The man in Roomette 3, Car No. 11, was a sniveling little neurotic who
wrote cheap little plays into which, as a social message, he inserted
cowardly little obscenities to the effect that all businessmen were

               -Ayn Rand, Atlas Shrugged

The association between Emotional Stability and conservative economic attitudes might be understood in similar, but differently-valenced terms. The positive pole of this trait is associated with emotional security and hardiness. The negative end (sometimes labeled “Neuroticism”) is associated with a tendency to feel anger, guilt, and sadness. Thus, people scoring low on Emotional Stability may be more prone to feelings of guilt or pity for those in need and may, in turn, support liberal economic policies intended to help these populations.

   -Alan Gerber et al, “Personality Traits and the Dimensions of Political Ideology”

Ayn Rand once again anticipates modern social science: Critics of the free market are more neurotic (i.e. lower in Stability) than proponents.  As Gerber et al note, there is more than one way to interpret this pattern, but I’m inclined see it in cognitive terms.  First pass:

People high in Stability realize that, objectively
speaking, life in First World countries is good and getting better all the
time.  As long as government leaves well enough alone, our problems will take care of themselves. 

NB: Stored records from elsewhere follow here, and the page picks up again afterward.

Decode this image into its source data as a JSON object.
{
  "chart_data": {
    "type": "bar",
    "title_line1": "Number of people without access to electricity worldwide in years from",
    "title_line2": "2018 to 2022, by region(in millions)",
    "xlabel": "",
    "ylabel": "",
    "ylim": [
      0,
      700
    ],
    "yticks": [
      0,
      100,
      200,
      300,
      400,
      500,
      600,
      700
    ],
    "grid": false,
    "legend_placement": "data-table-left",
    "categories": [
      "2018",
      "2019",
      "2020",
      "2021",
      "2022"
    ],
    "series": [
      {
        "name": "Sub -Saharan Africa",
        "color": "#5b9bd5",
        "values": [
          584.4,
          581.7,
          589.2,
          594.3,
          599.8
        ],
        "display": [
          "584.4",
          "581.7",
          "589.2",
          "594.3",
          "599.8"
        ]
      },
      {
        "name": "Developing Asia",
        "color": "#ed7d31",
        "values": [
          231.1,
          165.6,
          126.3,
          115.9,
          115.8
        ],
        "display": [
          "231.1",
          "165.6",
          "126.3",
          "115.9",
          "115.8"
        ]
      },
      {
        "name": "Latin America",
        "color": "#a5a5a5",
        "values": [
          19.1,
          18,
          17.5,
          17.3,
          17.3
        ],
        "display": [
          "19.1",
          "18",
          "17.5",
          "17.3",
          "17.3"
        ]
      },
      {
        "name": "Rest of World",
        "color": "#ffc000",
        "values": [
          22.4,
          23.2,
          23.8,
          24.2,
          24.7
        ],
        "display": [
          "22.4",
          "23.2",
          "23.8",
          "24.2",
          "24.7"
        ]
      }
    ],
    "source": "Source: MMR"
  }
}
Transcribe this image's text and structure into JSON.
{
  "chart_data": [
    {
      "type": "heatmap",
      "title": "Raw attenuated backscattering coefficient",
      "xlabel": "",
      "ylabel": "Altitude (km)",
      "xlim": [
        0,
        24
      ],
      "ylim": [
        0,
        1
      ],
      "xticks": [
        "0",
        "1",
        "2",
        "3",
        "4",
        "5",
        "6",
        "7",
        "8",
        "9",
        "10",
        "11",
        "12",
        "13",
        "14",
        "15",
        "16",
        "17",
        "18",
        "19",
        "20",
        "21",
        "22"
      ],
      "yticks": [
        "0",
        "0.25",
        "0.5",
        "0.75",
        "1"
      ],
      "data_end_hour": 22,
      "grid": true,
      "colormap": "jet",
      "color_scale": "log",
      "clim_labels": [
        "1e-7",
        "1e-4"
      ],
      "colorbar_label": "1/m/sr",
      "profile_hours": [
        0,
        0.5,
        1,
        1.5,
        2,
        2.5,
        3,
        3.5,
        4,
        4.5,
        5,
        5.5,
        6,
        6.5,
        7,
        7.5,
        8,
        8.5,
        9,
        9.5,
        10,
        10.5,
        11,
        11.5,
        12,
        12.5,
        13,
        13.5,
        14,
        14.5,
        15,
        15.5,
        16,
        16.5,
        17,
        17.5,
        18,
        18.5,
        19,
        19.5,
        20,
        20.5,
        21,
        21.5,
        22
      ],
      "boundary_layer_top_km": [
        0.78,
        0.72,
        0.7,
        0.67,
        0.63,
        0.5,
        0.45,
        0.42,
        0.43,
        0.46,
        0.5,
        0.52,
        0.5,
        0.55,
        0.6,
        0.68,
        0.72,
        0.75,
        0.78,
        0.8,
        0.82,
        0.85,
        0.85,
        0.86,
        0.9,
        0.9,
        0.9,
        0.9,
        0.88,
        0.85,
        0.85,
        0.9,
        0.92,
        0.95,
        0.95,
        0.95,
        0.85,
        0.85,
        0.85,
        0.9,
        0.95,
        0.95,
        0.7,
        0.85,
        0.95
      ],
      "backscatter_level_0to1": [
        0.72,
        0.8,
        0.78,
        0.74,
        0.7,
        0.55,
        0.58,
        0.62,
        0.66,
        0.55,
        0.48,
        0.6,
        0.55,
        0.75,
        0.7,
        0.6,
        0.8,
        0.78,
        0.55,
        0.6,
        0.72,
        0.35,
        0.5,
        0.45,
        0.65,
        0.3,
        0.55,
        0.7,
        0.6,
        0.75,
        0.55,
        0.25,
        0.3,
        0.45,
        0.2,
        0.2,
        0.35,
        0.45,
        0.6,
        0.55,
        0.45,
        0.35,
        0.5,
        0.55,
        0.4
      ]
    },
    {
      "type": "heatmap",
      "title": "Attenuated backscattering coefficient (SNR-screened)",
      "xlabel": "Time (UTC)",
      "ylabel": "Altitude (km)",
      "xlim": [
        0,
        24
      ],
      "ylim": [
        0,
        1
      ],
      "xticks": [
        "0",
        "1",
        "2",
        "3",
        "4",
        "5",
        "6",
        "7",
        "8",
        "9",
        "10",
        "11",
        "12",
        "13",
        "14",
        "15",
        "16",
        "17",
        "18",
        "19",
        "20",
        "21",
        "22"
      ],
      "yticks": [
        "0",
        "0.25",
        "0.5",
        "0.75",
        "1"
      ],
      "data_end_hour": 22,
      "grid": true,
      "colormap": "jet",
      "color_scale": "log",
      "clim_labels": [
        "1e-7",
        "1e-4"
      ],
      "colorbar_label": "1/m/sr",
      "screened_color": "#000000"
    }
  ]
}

People low in Stability, on the other hand, habitually blow minor problems out of proportion.  Even when they live in First World countries, they manage to convince themselves that the sky is falling.  Their typically neurotic response is to beg for Big Brother to save them from their largely
imaginary problems.  When government solutions don’t work out, they misinterpret it as further proof that life is hopeless – not that their “solutions” were ill-conceived.

P.S. If the neurotic are moderately more prone to anti-market bias, I wonder how much more inclined they are to pessimistic bias?